Reversing Indices in Contractions: Can it be Done?

[unscientific]

Suppose I have something like
\left( \nabla_\mu \nabla_\beta - \nabla_\beta \nabla_\mu \right) V^\mu = R_{\nu \beta} V^\nu
Can since all the terms involving $\mu$ on the left and $\nu$ on the right are contractions, can I simply do:
\left( \nabla^\mu \nabla_\beta - \nabla_\beta \nabla^\mu \right) V_{\mu} = R^\nu_{\beta} V_{\nu}?

 

[Orodruin]

As long as the connection is metric compatible.

 

[unscientific]

As long as the connection is metric compatible.

But my concern is that in the first term on the LHS, the gradient operator is acting on the gradient operator via $\nabla_\mu (\nabla_\beta) V^\mu$, and not on the vector $V^\mu$. I thought for contractions, these have to be acting on one another?

 

[Orodruin]

But my concern is that in the first term on the LHS, the gradient operator is acting on the gradient operator via $\nabla_\mu (\nabla_\beta) V^\mu$, and not on the vector $V^\mu$. I thought for contractions, these have to be acting on one another?

No, this is not how to interpret the LHS. The operators are each acting on $V^\mu$, one after the other.

 

[unscientific]

No, this is not how to interpret the LHS. The operators are each acting on $V^\mu$, one after the other.

Ok, now I'm confused.
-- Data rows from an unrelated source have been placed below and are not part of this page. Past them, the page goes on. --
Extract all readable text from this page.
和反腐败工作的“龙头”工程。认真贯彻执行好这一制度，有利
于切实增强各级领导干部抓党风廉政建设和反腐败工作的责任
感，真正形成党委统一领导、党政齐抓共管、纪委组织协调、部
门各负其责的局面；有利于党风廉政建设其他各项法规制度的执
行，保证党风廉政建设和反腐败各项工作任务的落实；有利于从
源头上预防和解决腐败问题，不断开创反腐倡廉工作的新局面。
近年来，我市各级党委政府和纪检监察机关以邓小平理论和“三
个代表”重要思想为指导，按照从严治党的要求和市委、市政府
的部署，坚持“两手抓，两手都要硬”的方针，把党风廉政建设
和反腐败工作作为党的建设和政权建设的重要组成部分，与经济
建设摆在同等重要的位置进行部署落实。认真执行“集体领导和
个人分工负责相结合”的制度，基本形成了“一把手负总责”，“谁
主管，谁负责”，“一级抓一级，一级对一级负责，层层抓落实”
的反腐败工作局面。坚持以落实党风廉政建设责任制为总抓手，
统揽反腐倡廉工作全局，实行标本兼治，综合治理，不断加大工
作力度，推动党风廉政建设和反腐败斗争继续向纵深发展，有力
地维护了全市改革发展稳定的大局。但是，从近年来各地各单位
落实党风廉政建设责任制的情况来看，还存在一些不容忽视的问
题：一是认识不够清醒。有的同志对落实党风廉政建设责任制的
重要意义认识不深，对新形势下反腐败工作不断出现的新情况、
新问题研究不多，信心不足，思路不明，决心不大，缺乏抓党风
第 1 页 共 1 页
I thought the chain rule applies:
\nabla^\mu \left( \nabla_\mu A_\nu \right) = \nabla^\mu \left( \nabla_\mu\right) A_\nu + \nabla_\mu \nabla^\mu A_\nu

 

[unscientific]

No, this is not how to interpret the LHS. The operators are each acting on $V^\mu$, one after the other.

If I have something like $F_{\mu \nu} = \nabla_\mu A_\nu - \nabla_\nu A_\mu$, what will $\nabla^\mu F_{\mu \nu}$ look like?

 

[Orodruin]

What do you mean by $\nabla_\mu(\nabla^\mu)$? This is an operator applied to an operator. The only way to make sense of this is to apply the right operator to something first and then apply the left to the result.

 

[haushofer]

If I have something like $F_{\mu \nu} = \nabla_\mu A_\nu - \nabla_\nu A_\mu$, what will $\nabla^\mu F_{\mu \nu}$ look like?

You should write out this covariant derivative first in terms of F, and then in that expression write out F in terms of A. If your connection is symmetric, F can be expressed in terms of partial derivatives only.